Kita ketahui bahwa proses menuju kepada kefinalan itu telah
sempat menimbulkan polemik dan kontroversi yang tajam dalam
masyarakat. Kini dengan lega hati kita menyaksikan bahwa
banyak sekali dari kekuatiran yang ada di balik polemik dan
kontroversi itu ternyata tidak ada. Bahkan terhadap
tanda-tanda tentang adanya perkembangan yang lebih positif
daripada yang diduga semula.

Tetapi untuk memperoleh agak lebih jauh dalam garis argumen
ini dirasa perlu disinggung beberapa hal.

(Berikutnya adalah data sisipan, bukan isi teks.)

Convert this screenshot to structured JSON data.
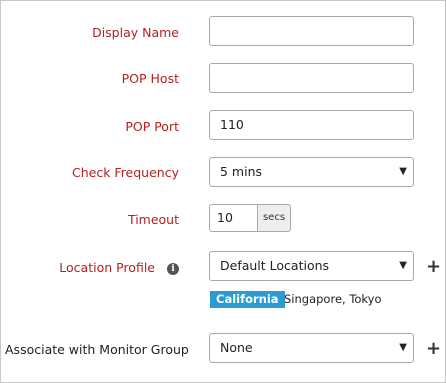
{
  "form": {
    "display_name": {
      "label": "Display Name",
      "value": ""
    },
    "pop_host": {
      "label": "POP Host",
      "value": ""
    },
    "pop_port": {
      "label": "POP Port",
      "value": "110"
    },
    "check_frequency": {
      "label": "Check Frequency",
      "selected": "5 mins"
    },
    "timeout": {
      "label": "Timeout",
      "value": "10",
      "unit": "secs"
    },
    "location_profile": {
      "label": "Location Profile",
      "selected": "Default Locations",
      "highlight_location": "California",
      "other_locations": "Singapore, Tokyo"
    },
    "monitor_group": {
      "label": "Associate with Monitor Group",
      "selected": "None"
    }
  },
  "icons": {
    "info": "info-icon",
    "add": "plus-icon",
    "dropdown": "caret-down-icon"
  },
  "colors": {
    "label_red": "#b22222",
    "tag_blue": "#2b9bd2"
  }
}
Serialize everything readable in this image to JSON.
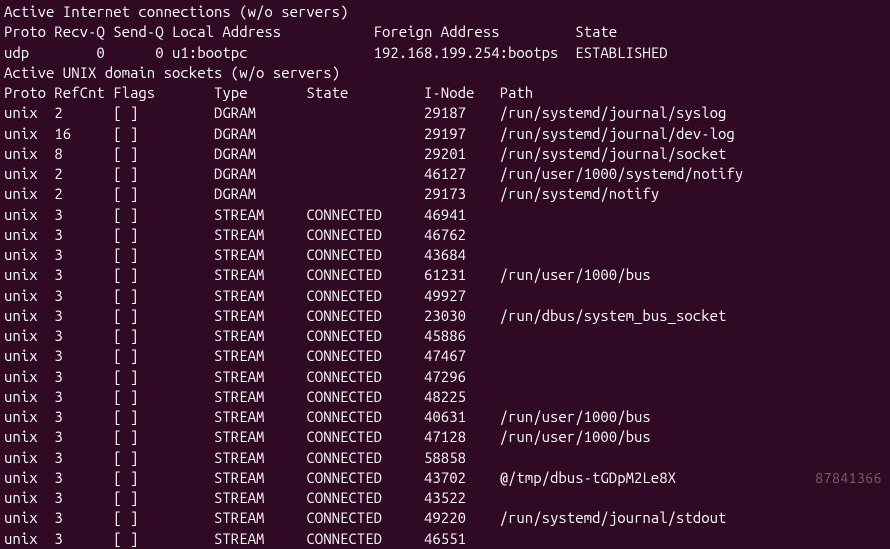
{
  "header_inet": "Active Internet connections (w/o servers)",
  "inet_cols": "Proto Recv-Q Send-Q Local Address           Foreign Address         State",
  "inet_row": "udp        0      0 u1:bootpc               192.168.199.254:bootps  ESTABLISHED",
  "header_unix": "Active UNIX domain sockets (w/o servers)",
  "unix_cols": "Proto RefCnt Flags       Type       State         I-Node   Path",
  "unix_rows": [
    "unix  2      [ ]         DGRAM                    29187    /run/systemd/journal/syslog",
    "unix  16     [ ]         DGRAM                    29197    /run/systemd/journal/dev-log",
    "unix  8      [ ]         DGRAM                    29201    /run/systemd/journal/socket",
    "unix  2      [ ]         DGRAM                    46127    /run/user/1000/systemd/notify",
    "unix  2      [ ]         DGRAM                    29173    /run/systemd/notify",
    "unix  3      [ ]         STREAM     CONNECTED     46941    ",
    "unix  3      [ ]         STREAM     CONNECTED     46762    ",
    "unix  3      [ ]         STREAM     CONNECTED     43684    ",
    "unix  3      [ ]         STREAM     CONNECTED     61231    /run/user/1000/bus",
    "unix  3      [ ]         STREAM     CONNECTED     49927    ",
    "unix  3      [ ]         STREAM     CONNECTED     23030    /run/dbus/system_bus_socket",
    "unix  3      [ ]         STREAM     CONNECTED     45886    ",
    "unix  3      [ ]         STREAM     CONNECTED     47467    ",
    "unix  3      [ ]         STREAM     CONNECTED     47296    ",
    "unix  3      [ ]         STREAM     CONNECTED     48225    ",
    "unix  3      [ ]         STREAM     CONNECTED     40631    /run/user/1000/bus",
    "unix  3      [ ]         STREAM     CONNECTED     47128    /run/user/1000/bus",
    "unix  3      [ ]         STREAM     CONNECTED     58858    ",
    "unix  3      [ ]         STREAM     CONNECTED     43702    @/tmp/dbus-tGDpM2Le8X",
    "unix  3      [ ]         STREAM     CONNECTED     43522    ",
    "unix  3      [ ]         STREAM     CONNECTED     49220    /run/systemd/journal/stdout",
    "unix  3      [ ]         STREAM     CONNECTED     46551    "
  ],
  "watermark": "87841366"
}
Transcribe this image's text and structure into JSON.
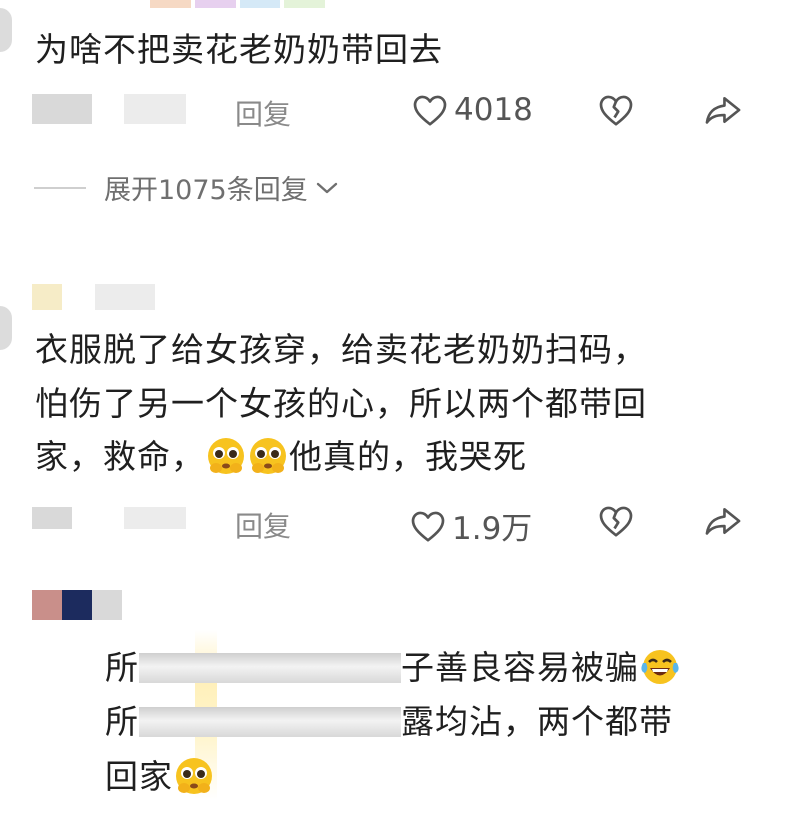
{
  "comment1": {
    "text": "为啥不把卖花老奶奶带回去",
    "reply_label": "回复",
    "like_count": "4018",
    "expand_label": "展开1075条回复"
  },
  "comment2": {
    "line1": "衣服脱了给女孩穿，给卖花老奶奶扫码，",
    "line2": "怕伤了另一个女孩的心，所以两个都带回",
    "line3_a": "家，救命，",
    "line3_b": "他真的，我哭死",
    "reply_label": "回复",
    "like_count": "1.9万"
  },
  "reply1": {
    "line1_a": "所",
    "line1_b": "子善良容易被骗",
    "line2_a": "所",
    "line2_b": "露均沾，两个都带",
    "line3": "回家"
  },
  "colors": {
    "text": "#1f1f1f",
    "meta": "#8a8a8a",
    "icon": "#555555",
    "emoji_face": "#f7c31f",
    "avatar_pink": "#c98f8a",
    "avatar_navy": "#1c2b5e",
    "avatar_cream": "#f6ecc7"
  },
  "icons": [
    "heart-icon",
    "dislike-heart-icon",
    "share-icon",
    "chevron-down-icon",
    "pleading-face-emoji",
    "laugh-cry-emoji"
  ]
}
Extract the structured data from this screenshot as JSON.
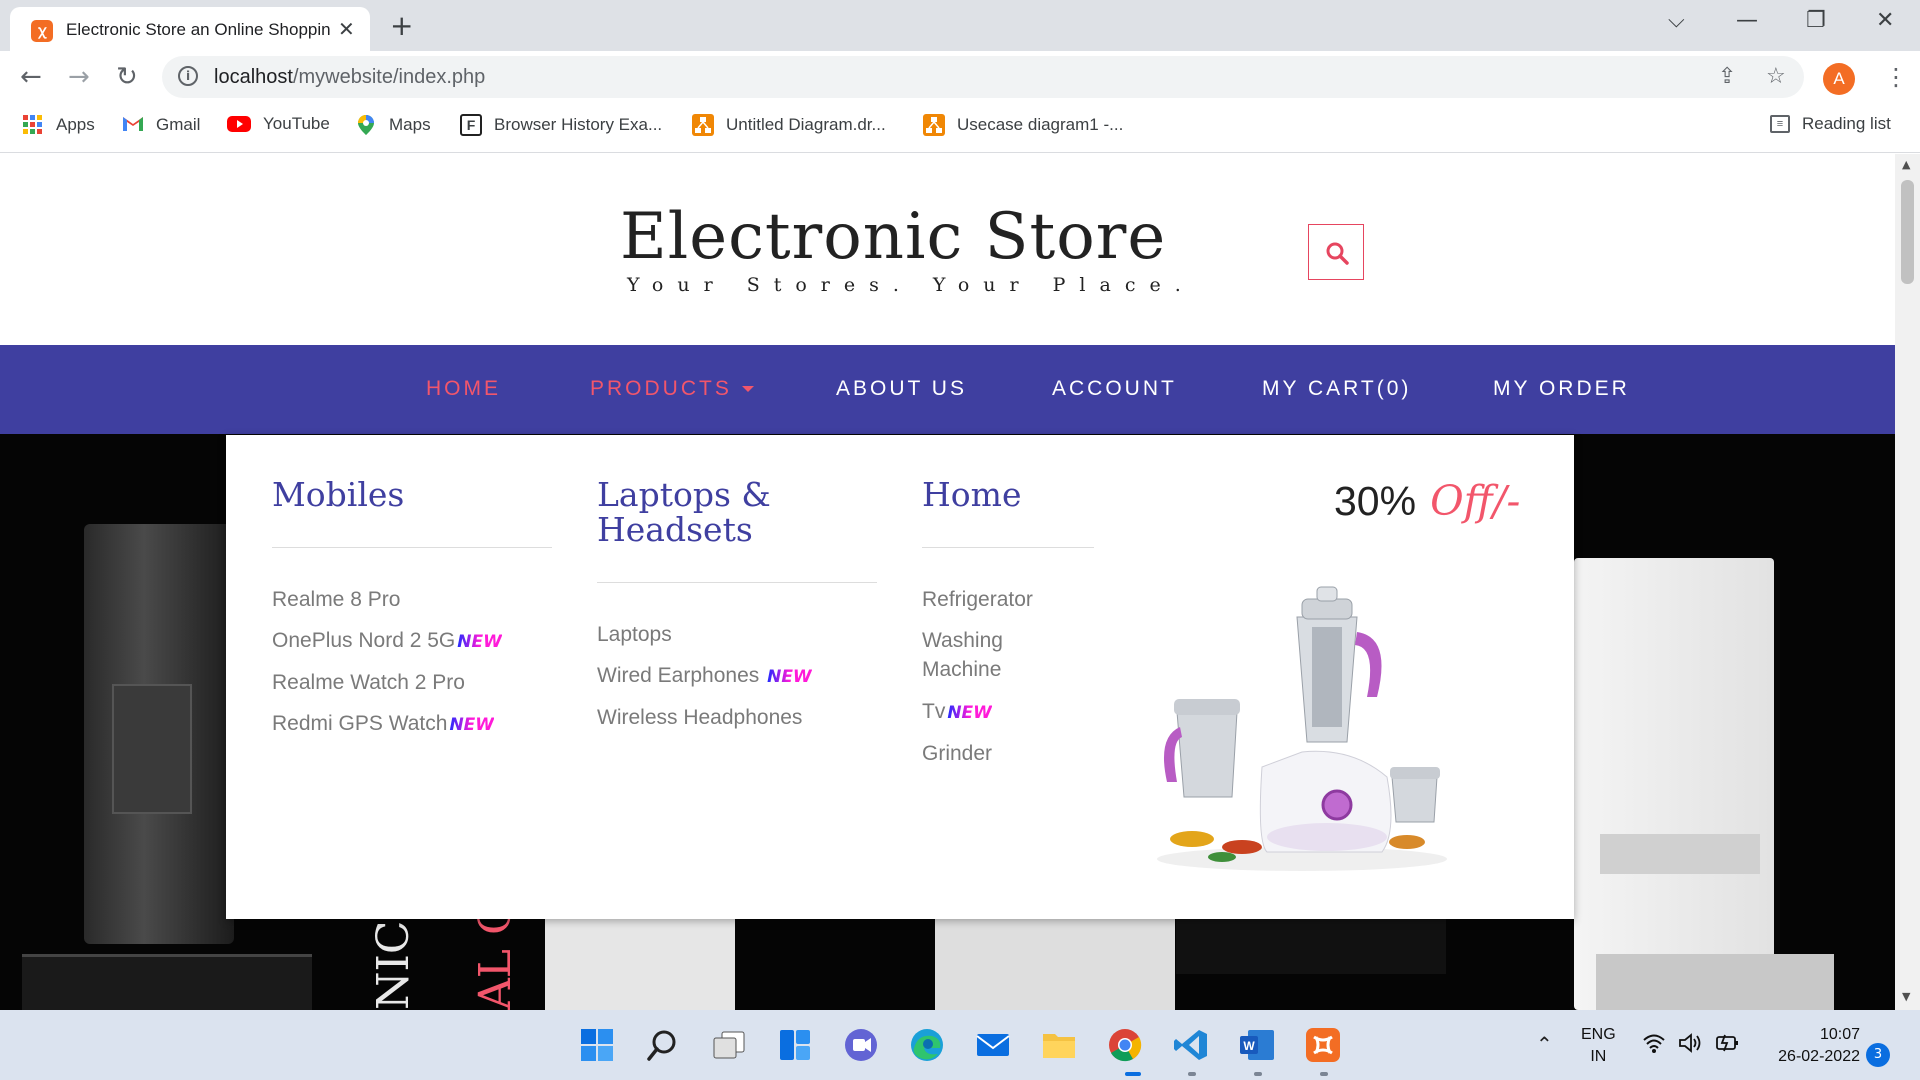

Banyak dari
kekuatiran di balik sikap enggan menerima kefinalan Pancasila
(dalam pengertian Kiai Ahmad Shiddiq itu) yang timbul dari
dugaan bahwa Pancasila akan diarahkan kepada posisi sebagai
padanan (equivalent), jika bukannya malah saingan, bagi suatu
agama. Atau, lebih sederhananya, Pancasila "akan diagamakan",
menggantikan suatu agama atau agama-agama yang ada. Secara
common sense memang segera nampak oleh kebanyakan pengamat
kemustahilan gagasan serupa itu. Tetapi kenyataan menunjukkan
bahwa dugaan yang mustahil itu telah pernah melatarbelakangi
polemik dan kontroversi yang seru. Dan, sebagaimana telah
dikatakan, ternyata kekuatiran itu samasekali tidak terbukti,
malah justru banyak timbul gejala yang lebih positif.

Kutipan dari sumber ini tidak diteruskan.